Жертвой своих же поступков, по замыслу – добрых, но неузнаваемо искаженных в пересказе обитателей дворца, – пал сотник Бахтиар. Но и сами высокородные канглы час спустя попались на удочку хитрости.





Ложь родит ложь.

Ложь, конечно, бывает всякой. Низкой. Умышленной. Невольной. Невинной. Она может называться вынужденной. Может именоваться оправданной. Может прикидываться спасительной. Может выдавать себя за тяжкую необходимость. Полезное средство борьбы. Государственную тайну. Но, как ни вертись, остается ложью.

Она живуча. Изворотлива. Требовательна и беспощадна.

Она неизбежна в смутный век человеческих усобиц.

Источник усобиц – неравенство.

Неравенство положений.

Неравенство отношений.

Неравенство отдачи и возмещения.

В труде. В развлечениях. В сердечных делах.

Чтоб убить ложь, надо убить неравенство во всех видах.

Но его не убьешь, пока люди мыслят по-разному.

Их способна сдружить только правда.

Не пустая, искусственная правда – много фальшивых правд изобрели на земле, – а та, настоящая, которую ищут уже десять тысяч лет.

Которую иные уже нашли.

Которую иные еще найдут.

Если очень захотят найти.

…Уныние. Растерянность. Страх.

– Бежать! Бежать без оглядки! – решил бледный Дин-Мухамед.

– Пока Бахтиар не всполошил предместье! – добавил не менее бледный Бейбарс.

– Оставить крепость – и угодить в руки татар? – проворчал Нур-Саид, не поднимая глаз на есаула, к которому после нынешнего переполоха чувствовал неприязнь. – Если татары смогли залезть на Черную башню – значит их много вокруг.

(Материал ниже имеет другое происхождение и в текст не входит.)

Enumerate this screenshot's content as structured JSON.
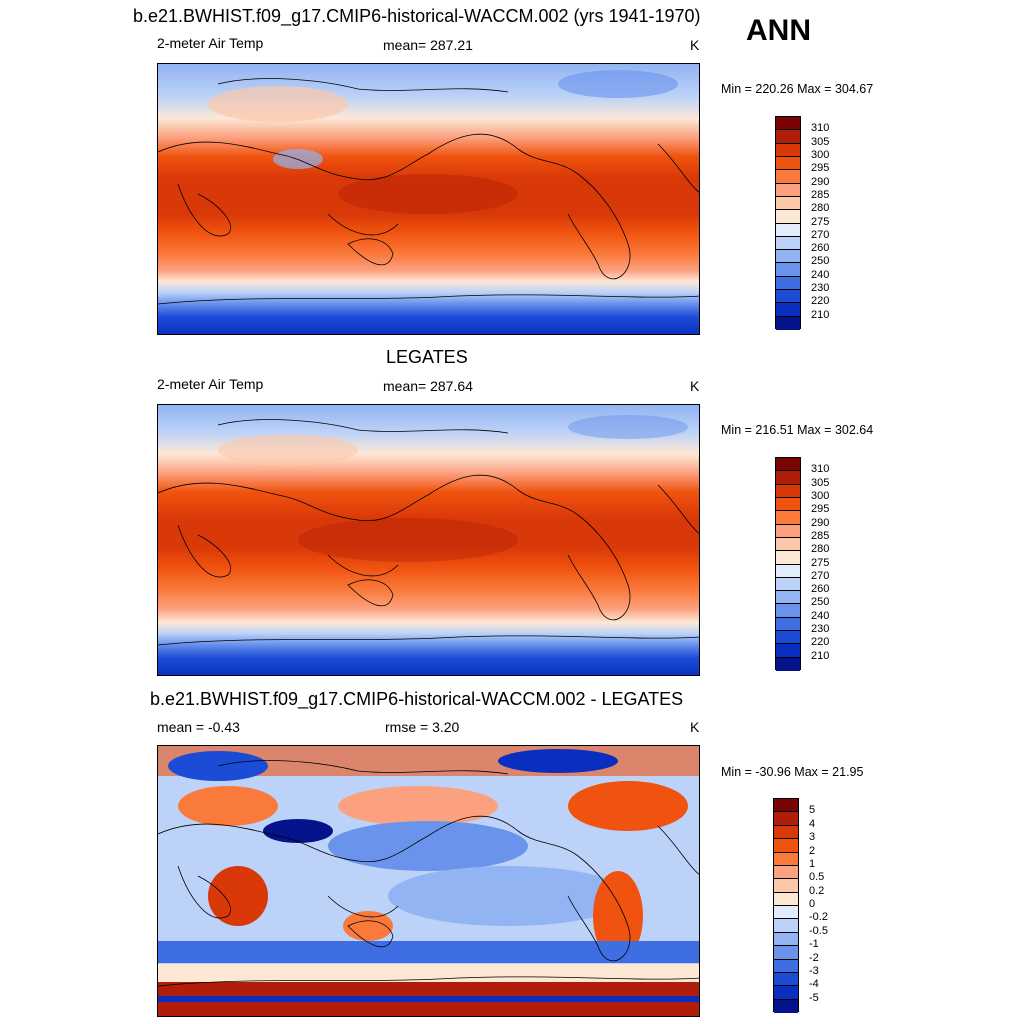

– И потом, тут столько добра еще осталось, – напомнил Бурхан-Султан. – У меня, например, восемь сундуков еще не отправлены к Джейхуну.

– До сундуков ли сейчас, святой отец?! – воскликнул Бейбарс. – Голову бы сохранить – и то хорошо.

– На что мне твоя пустая голова, вертопрах? У тебя, кроме драных штанов, нет ничего, потому и не можешь понять, как жалко бросать нажитое. Накопи сперва, потом попробуй кинуть… Я с места не двинусь, помилуй, аллах, пока имущество не вывезу. Не слушайте повесу, почтенный эмир. Ему что? Нахлобучил шапку – и гуляй. А нам с вами… Кто нас будет кормить в Ургенче? Хорезмшах? Его и след простыл. И царевичам не до нас. Они, я слыхал, тоже уехали. Папашу ищут.